I study state-society relations through the lens of gender relations in the Japanese empire in East Asia and colonial Taiwan during the early twentieth century and in Japan’s relations to East and Southeast Asia during the Cold War.
My research centers on traditional archival research about international organizations, dioplomatic documents, periodicals, ethnocagraphic records, and case records. However, I am also interested in working with communities, civil societies, and other organizations in support of people and their descendants caught in national borders and social norms.
Geographies of Gender:
Family and Law in Imperial Japan and Colonial Taiwan
(Cambridge: Cambridge University Press, 2025)
In the late 1910s, Japanese and Taiwanese men and women lived at the margins of their households. Exploitative daughter adoption, exchange of marriage gifts, as well as nonmarital sexual relationships, drew attentin from print media and laws across the Japanese empire. When intellectuals and courts intervened in those social practices, ordinary and elite men and women responded to the critical calls in and outside of the courtroom. Continued tensions between norms and emerging ideals involved various parties concerned family and cut across Japan’s international and colonial relations, anticolonial masculinity, and Taiwanese women’s agency. These processes centered on gender ideals, ultimately making the empire a gendered space.

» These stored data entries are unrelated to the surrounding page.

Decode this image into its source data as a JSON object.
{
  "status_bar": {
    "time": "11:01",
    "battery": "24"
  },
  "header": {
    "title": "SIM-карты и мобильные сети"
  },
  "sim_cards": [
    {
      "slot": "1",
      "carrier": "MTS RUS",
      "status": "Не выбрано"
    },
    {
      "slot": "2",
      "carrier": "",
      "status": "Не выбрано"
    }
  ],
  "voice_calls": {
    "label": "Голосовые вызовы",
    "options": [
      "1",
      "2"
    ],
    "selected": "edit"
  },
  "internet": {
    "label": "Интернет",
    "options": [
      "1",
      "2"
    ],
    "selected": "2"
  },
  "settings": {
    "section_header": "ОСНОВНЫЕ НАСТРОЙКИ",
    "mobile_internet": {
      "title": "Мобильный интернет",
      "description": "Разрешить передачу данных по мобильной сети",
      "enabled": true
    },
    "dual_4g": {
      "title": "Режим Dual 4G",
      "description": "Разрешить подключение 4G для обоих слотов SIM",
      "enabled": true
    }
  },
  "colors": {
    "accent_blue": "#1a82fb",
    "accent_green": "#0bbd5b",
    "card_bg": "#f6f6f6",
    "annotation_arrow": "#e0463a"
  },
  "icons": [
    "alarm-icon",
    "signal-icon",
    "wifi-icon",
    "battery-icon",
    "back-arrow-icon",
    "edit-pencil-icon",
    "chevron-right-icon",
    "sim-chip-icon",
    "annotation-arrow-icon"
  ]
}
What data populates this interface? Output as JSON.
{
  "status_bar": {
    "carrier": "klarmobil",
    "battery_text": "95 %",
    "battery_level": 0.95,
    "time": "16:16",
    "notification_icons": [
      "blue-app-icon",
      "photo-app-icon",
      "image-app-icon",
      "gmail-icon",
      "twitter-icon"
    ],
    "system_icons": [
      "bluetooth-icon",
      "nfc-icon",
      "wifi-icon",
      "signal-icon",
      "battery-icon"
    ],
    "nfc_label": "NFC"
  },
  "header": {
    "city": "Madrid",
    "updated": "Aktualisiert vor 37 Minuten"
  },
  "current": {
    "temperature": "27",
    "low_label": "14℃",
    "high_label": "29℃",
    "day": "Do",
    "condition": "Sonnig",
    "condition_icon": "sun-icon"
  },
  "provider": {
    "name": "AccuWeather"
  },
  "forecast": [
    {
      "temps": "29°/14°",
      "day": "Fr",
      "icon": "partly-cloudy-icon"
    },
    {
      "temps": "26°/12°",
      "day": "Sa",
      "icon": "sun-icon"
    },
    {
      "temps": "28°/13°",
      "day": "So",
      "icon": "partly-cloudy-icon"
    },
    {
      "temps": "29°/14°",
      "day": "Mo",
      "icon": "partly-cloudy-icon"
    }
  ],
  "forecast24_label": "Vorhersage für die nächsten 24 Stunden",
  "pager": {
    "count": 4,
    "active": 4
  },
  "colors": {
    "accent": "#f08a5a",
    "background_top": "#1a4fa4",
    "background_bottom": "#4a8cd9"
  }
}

「日本雜卷 (7)」(1973),《外交部》, 中研院近史所檔案館藏, 11-29-01-99-105, 頁44.
“Japan on the Move:
Mobilities, Gender, and Cold War Asia”
This next book explores mobilities between Japan and the rest of Asia from the 1960s through 1991. It takes various forms of mobility, such as travelers, development aid, refugees, and migrant workers, as the objects of historical analysis, questioning the division of categories regarding the movements of people, ideas, and capital. The project reveals intellectual, manual, and erotic labor caught between an economically prosperous Japan and an authoritarian Asia, arguing that gendered mobilities defined Japan’s Cold War at the intersection of the United States and Asia.
“Human Trafficking and Intra-Imperial Knowledge: Daughter Adoption, Households, and Law in Imperial Japan and Colonial Taiwan, 1919-1935,” Journal of Women’s History 29, no. 3 (Fall: 2017): 37-60.
This article reveals how the discourse of “human trafficking” emerged in association with daughter adoption in imperial Japan and colonial Taiwan; and how it joined legal forces to reshape family relations in the colony.